Kerk & religie

Thuislezer voelt zich ongemakkelijk met eigen situatie

APELDOORN – De oecumene van het hart is geen uitvinding van de Evangelische Omroep, maar wordt in gezelschapkringen al eeuwenlang beoefend.

Jan van ’t Hul
24 October 2012 11:23Gewijzigd op 14 November 2020 23:53
Foto RD
Foto RD

Dat staat in het boek ”Eredienst aan huis. De verrassende wereld van thuislezers en gezelschapsmensen”. Het boek (een uitgave van De Banier), wordt donderdag in Apeldoorn gepresenteerd.

”Eredienst aan huis” is een uitvloeisel van een artikelenreeks die redacteur Huib de Vries begin dit jaar schreef in het tijdschrift Terdege. Gaandeweg groeide bij hem de overtuiging dat deze geïsoleerde groep binnen de gereformeerde gezindte bredere aandacht verdient.

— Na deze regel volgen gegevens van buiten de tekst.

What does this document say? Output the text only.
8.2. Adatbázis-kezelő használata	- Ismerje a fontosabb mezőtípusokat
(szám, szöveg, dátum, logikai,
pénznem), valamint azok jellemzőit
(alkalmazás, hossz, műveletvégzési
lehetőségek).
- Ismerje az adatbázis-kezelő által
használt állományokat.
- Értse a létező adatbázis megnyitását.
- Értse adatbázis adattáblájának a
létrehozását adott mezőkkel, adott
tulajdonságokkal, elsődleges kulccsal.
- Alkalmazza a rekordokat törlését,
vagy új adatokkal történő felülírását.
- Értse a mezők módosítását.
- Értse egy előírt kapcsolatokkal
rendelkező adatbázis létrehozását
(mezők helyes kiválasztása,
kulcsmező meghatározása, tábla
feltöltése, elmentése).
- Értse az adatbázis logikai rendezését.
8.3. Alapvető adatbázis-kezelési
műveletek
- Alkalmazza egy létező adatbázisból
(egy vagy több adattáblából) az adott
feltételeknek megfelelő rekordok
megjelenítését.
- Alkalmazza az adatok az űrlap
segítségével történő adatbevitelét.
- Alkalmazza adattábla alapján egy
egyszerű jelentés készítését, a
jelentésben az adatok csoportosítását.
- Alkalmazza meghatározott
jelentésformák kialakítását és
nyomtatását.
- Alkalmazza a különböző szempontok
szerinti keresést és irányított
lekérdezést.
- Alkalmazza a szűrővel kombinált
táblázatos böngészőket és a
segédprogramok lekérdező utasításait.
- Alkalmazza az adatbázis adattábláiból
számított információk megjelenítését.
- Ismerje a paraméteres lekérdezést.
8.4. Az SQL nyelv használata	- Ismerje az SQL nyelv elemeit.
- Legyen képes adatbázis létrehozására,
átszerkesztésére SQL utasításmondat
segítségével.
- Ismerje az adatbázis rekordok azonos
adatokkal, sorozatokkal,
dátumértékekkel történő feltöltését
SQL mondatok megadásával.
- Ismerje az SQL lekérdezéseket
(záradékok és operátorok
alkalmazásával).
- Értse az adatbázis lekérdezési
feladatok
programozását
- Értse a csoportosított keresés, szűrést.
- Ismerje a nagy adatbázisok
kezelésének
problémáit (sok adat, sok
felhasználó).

Uitvoerig komen zeven praktiserende thuislezers aan het woord. De hoofdstuktitels spreken voor zich: Gestempeld door dominee Paauwe; Onbuigzaam als Daniëls vrienden; Gezegend bij de bandrecorder, en Zwerver in niemandsland. Gesprekken met „drie hervormde predikanten” (van wie er twee hersteld hervormd blijken te zijn) hebben een evaluerend karakter: Wat kunnen geïnstitueerde kerken leren van thuislezers en gezelschapsmensen? En omgekeerd.

De Vries had aanvankelijk de bedoeling ook een afgescheiden predikant aan het woord te laten, „maar de praktijk leerde dat de afgescheiden kerken en hun voorgangers nauwelijks belangstelling voor thuislezers hebben. De thuislezers die nog een band met de kerk voelen, zijn vrijwel zonder uitzondering georiënteerd op (hersteld) hervormde predikanten.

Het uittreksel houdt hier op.